Vigori Gbe

Personal information
- Full name: Vigori Jean-Jaurès Gbe
- Date of birth: 20 February 2002 (age 23)
- Place of birth: Man, Ivory Coast
- Height: 1.70 m (5 ft 7 in)
- Position(s): Right-back

Team information
- Current team: ISCA

Youth career
- 0000–2018: Williamsville

Senior career*
- Years: Team / Apps / (Gls)
- 2018–2021: Williamsville
- 2021: Ilves / 16 / (0)
- 2021: Ilves/2 / 1 / (0)
- 2021–2023: FC Haka / 1 / (0)
- 2024–: ICSA

International career
- 2020–: Ivory Coast U23

= Vigori Gbe =

Ivorian footballer

Vigori Jean-Jaurès Gbe (born 20 February 2002) is an Ivorian professional footballer who plays as a right-back for ISCA.

==Club career==
Gbe started his career playing for Williamsville and featured for them in the 2018 CAF Confederation Cup.
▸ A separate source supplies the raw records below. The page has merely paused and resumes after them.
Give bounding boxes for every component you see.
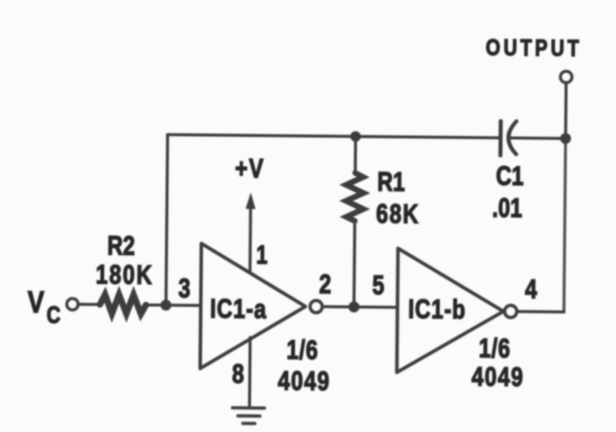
wire IC1-a out to IC1-b in bbox=[323, 305, 397, 309]
svg-text:68K: 68K bbox=[376, 200, 420, 230]
svg-text:180K: 180K bbox=[96, 260, 154, 290]
svg-text:1: 1 bbox=[256, 241, 268, 270]
ground bbox=[232, 406, 264, 410]
wire R2 to IC1-a input bbox=[146, 303, 200, 307]
svg-text:OUTPUT: OUTPUT bbox=[486, 34, 583, 61]
node junction Vc/feedback bbox=[161, 300, 172, 311]
svg-text:V: V bbox=[27, 285, 44, 319]
op-amp U1 inverter IC1-a bbox=[200, 243, 306, 369]
svg-text:+V: +V bbox=[235, 154, 265, 184]
node bubble IC1-b output bbox=[505, 305, 517, 317]
svg-text:8: 8 bbox=[232, 360, 244, 390]
svg-text:IC1-b: IC1-b bbox=[408, 295, 466, 325]
svg-text:C: C bbox=[47, 301, 61, 329]
resistor R2 bbox=[100, 295, 146, 314]
svg-text:1/6: 1/6 bbox=[479, 334, 511, 364]
svg-text:5: 5 bbox=[372, 271, 384, 301]
node junction R1 top bbox=[350, 131, 361, 142]
svg-text:C1: C1 bbox=[496, 161, 524, 191]
svg-text:R1: R1 bbox=[377, 168, 405, 198]
node junction R1 bottom bbox=[348, 301, 359, 312]
wire +V supply pin 1 bbox=[248, 207, 252, 272]
svg-text:IC1-a: IC1-a bbox=[210, 295, 267, 325]
svg-text:4049: 4049 bbox=[471, 362, 524, 392]
resistor R1 bbox=[354, 136, 357, 173]
wire IC1-b out to output node bbox=[517, 310, 563, 313]
capacitor C1 bbox=[498, 121, 502, 155]
op-amp U2 inverter IC1-b bbox=[397, 248, 504, 373]
svg-text:4049: 4049 bbox=[278, 367, 331, 397]
node bubble IC1-a output bbox=[310, 300, 322, 312]
wire feedback vertical left bbox=[166, 135, 168, 305]
svg-text:1/6: 1/6 bbox=[286, 336, 318, 366]
svg-text:R2: R2 bbox=[107, 231, 135, 261]
wire C1 to output node bbox=[509, 136, 566, 140]
wire output terminal lead bbox=[564, 82, 568, 138]
wire feedback top horizontal bbox=[168, 135, 499, 138]
wire pin 8 to ground bbox=[248, 337, 252, 406]
svg-text:2: 2 bbox=[319, 270, 331, 300]
svg-text:.01: .01 bbox=[492, 194, 522, 224]
wire Vc to R2 bbox=[78, 303, 100, 306]
node Vc input terminal bbox=[67, 298, 79, 310]
wire output vertical right bbox=[564, 138, 566, 311]
svg-text:4: 4 bbox=[525, 275, 538, 305]
node OUTPUT terminal bbox=[560, 71, 572, 83]
svg-text:3: 3 bbox=[178, 274, 190, 304]
node junction C1 right bbox=[560, 133, 571, 144]
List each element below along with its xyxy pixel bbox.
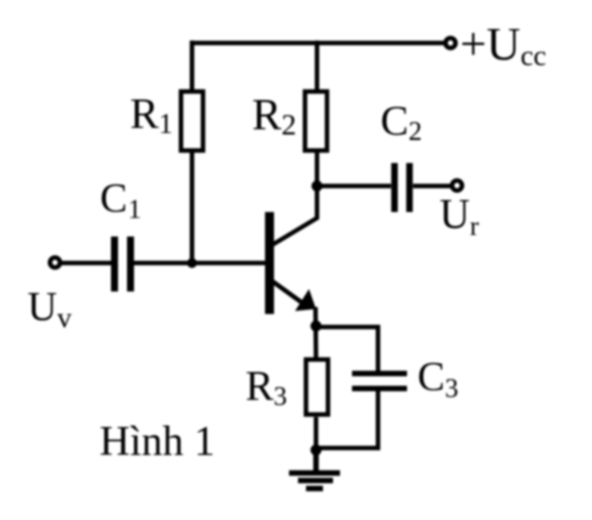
wire emitter to C3 top: [316, 327, 378, 373]
wire C2 to Ur: [413, 184, 450, 189]
svg-text:R3: R3: [246, 364, 288, 411]
node ground junction: [311, 445, 322, 456]
node emitter junction: [311, 321, 322, 332]
terminal +Ucc: [446, 38, 456, 48]
wire R2 top: [315, 41, 320, 93]
capacitor C2: [395, 163, 410, 212]
wire emitter to R3: [313, 307, 318, 359]
wire C1 to base: [134, 261, 265, 266]
svg-text:Uv: Uv: [28, 283, 73, 334]
transistor Q1: [265, 186, 317, 314]
wire top rail: [192, 41, 444, 46]
svg-text:R1: R1: [130, 91, 173, 140]
svg-text:C2: C2: [381, 99, 423, 146]
resistor R3: [306, 360, 328, 415]
svg-text:Hình 1: Hình 1: [100, 419, 216, 465]
ground: [289, 450, 340, 489]
wire R1 top: [190, 41, 195, 93]
wire R2 bottom: [315, 152, 320, 188]
capacitor C3: [352, 374, 407, 389]
terminal Ur: [452, 181, 462, 191]
svg-text:R2: R2: [252, 90, 296, 142]
svg-text:C3: C3: [418, 353, 459, 403]
node base junction: [187, 258, 197, 268]
wire C3 bottom: [316, 391, 378, 448]
svg-text:Ur: Ur: [440, 192, 479, 241]
wire R3 bottom: [314, 417, 319, 452]
resistor R2: [305, 92, 327, 151]
node collector junction: [312, 181, 323, 192]
capacitor C1: [115, 237, 131, 292]
wire Uv to C1: [61, 261, 111, 266]
wire collector to C2: [317, 184, 391, 189]
terminal Uv: [50, 258, 60, 268]
svg-text:+Ucc: +Ucc: [460, 19, 546, 73]
resistor R1: [181, 92, 203, 151]
wire R1 bottom: [190, 152, 195, 264]
svg-text:C1: C1: [100, 175, 141, 225]
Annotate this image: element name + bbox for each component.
In February 2021, he signed for Veikkausliiga club Ilves on a one-year deal, with the option of an additional year. Later that month, he made his debut, coming on as a substitute in a 2–1 loss to Oulu in the Suomen Cup. On 4 January 2022, Gbe joined fellow Veikkausliiga club FC Haka on a one-year deal with an option to extend by a further year.

==International career==
Gbe has represented Ivory Coast at under-23 level.

==Personal life==
Gbe was born in Man, Ivory Coast and started playing football at the age of 8. His favorite player is Dani Carvajal.